Always remember that Asian states need the US a lot more than the US needs them. US regional allies need it to hold back China, and even China needs Americans to buy all their exports and provide a savings safe-haven. Sure, Americans benefit from cheap Asian exports and lending, but that is a lot less important. Almost all of Asia's growing economies are so deeply based on exporting to the West that a cut-off would lead to economic chaos and political turbulence. This is one of the many reasons why Asian exporters should rebalance toward local consumer demand. But so long as Asia’s mega-exporter oligarchs persists with the 'tiger' model of export dependence, the US has enormous leverage. Where would Sony, Samsung and so on be without the American consumer?

Hence in both security and economic affairs, the relationship is highly asymmetric, and those who tell you otherwise are trying to cover the weaknesses of many Asian states and their desperation for US attention with bravado that America 'needs' Asia. As I have been trying to argue on my blog for awhile, if Asians do not want the US in Asia, it is no big deal for US security, and it is an economic blow far worse for them than it is for America. And things are getting even more asymmetric as the US becomes energy independent because of fracking, so have fun fixing the Middle East, China!

The US Founders identified the luxury of US distance from Eurasia long ago, so forgot all these hyperventilating Asian columnists (Kishore Mahbubani being the most obvious) who resent that America can be a lot more insouciant about Asia than vice versa.

If you spend all your time reading reports from the Council on Foreign Relations, Brookings, and their Asian analogues like the Asan Institute (or academics like me, I will admit), then you'd never know that the pivot scarcely arises in the political discussion of the median American voter.
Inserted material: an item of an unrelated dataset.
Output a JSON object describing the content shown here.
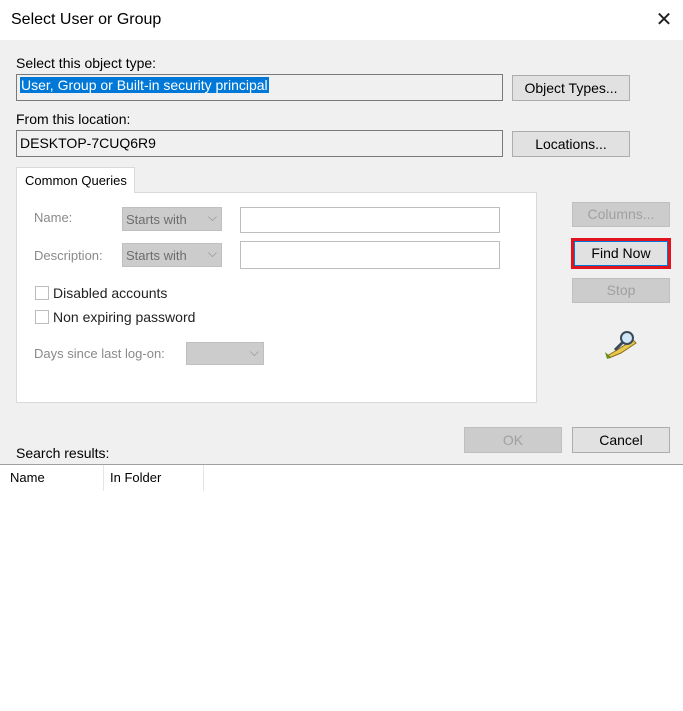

Obama's SotUs have repeatedly said little to nothing on this, nor did the many presidential debates, both in the primary and general elections in 2012.
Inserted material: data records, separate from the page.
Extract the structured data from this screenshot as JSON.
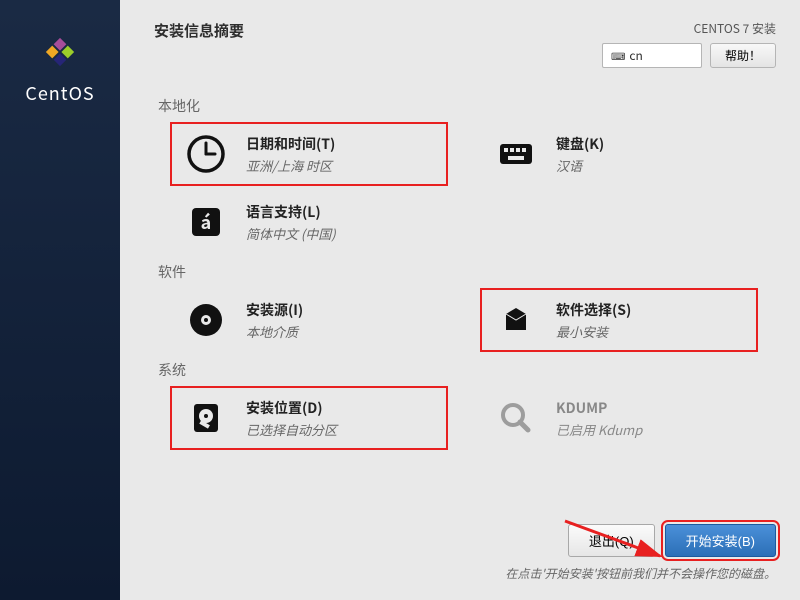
{
  "brand": "CentOS",
  "header": {
    "title": "安装信息摘要",
    "subtitle": "CENTOS 7 安装",
    "lang_indicator": "cn",
    "help_label": "帮助！"
  },
  "sections": {
    "localization": {
      "title": "本地化",
      "datetime": {
        "label": "日期和时间(T)",
        "value": "亚洲/上海 时区"
      },
      "keyboard": {
        "label": "键盘(K)",
        "value": "汉语"
      },
      "langsupport": {
        "label": "语言支持(L)",
        "value": "简体中文 (中国)"
      }
    },
    "software": {
      "title": "软件",
      "source": {
        "label": "安装源(I)",
        "value": "本地介质"
      },
      "selection": {
        "label": "软件选择(S)",
        "value": "最小安装"
      }
    },
    "system": {
      "title": "系统",
      "destination": {
        "label": "安装位置(D)",
        "value": "已选择自动分区"
      },
      "kdump": {
        "label": "KDUMP",
        "value": "已启用 Kdump"
      }
    }
  },
  "footer": {
    "quit_label": "退出(Q)",
    "begin_label": "开始安装(B)",
    "hint": "在点击'开始安装'按钮前我们并不会操作您的磁盘。"
  }
}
In other words, when US politicians talk to Americans about what they think voters believe is important, they scarcely mention Asia. But most of us are trapped in a 'hermeneutic circle' of academia, think-tankery, government and intelligence officials and so on, where the wisdom of the pivot is simply take for granted.
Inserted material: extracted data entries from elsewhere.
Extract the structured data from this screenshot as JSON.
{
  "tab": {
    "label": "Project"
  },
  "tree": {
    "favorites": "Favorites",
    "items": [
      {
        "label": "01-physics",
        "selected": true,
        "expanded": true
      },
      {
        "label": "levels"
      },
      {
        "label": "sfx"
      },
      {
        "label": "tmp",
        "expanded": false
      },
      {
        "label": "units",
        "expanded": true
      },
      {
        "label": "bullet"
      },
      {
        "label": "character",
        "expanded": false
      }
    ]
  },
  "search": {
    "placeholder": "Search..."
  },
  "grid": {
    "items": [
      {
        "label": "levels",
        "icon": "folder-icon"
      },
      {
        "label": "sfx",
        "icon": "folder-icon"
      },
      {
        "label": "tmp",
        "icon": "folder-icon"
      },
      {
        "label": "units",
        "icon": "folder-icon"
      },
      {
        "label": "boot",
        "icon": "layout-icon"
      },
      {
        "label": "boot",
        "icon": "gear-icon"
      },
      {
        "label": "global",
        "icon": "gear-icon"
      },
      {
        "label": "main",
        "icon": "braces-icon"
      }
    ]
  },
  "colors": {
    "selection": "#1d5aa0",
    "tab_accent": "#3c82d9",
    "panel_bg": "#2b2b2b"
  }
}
So why did Iran get so much more play in the SotU than China? I see two primary reasons:

First, domestically, there is no obvious constituency for the pivot in US politics. Asian-Americans are not a coherent voting bloc on this, and they are less than 5% of the US population. Business’ earlier enthusiasm for Asia, especially for China back in the 90s, has waned under relentless mercantilism, industrial espionage, and corrupt corporate governance environments in Asia.

Neither the Democratic nor Republican parties’ coalitions really care about Asia either. Obama voters are focused on domestic issues (as the SotU demonstrated once again), while GOP voters' foreign policy concerns are overwhelmingly driven by their Christian, post-9/11 kulturkampf against Islam. Evangelical voters are obsessed with the Middle East; just go watch Fox News for a few days.

Second, internationally, there is no real geopolitical need for the US to pivot, contrary to the Asian commentariat's desperate pleas for US attention. The US is very safe and comfortable behind huge oceans, its globe-spanning dollar and economic prowess and powerful military. It may choose to be involved in Asia, but it does not need to be. It can easily buck-pass China to local front-line states like Japan and India. If North Korea were to absorb South Korea, how would that effect US security? It would surely be a catastrophe for South Koreans and Asia generally, but not really for the US.

As Stephen Walt has argued for years at his blog, the US has enormous room to play ‘hard to get'. That is the luxury of superpowerdom, however infuriating it may be in Asia.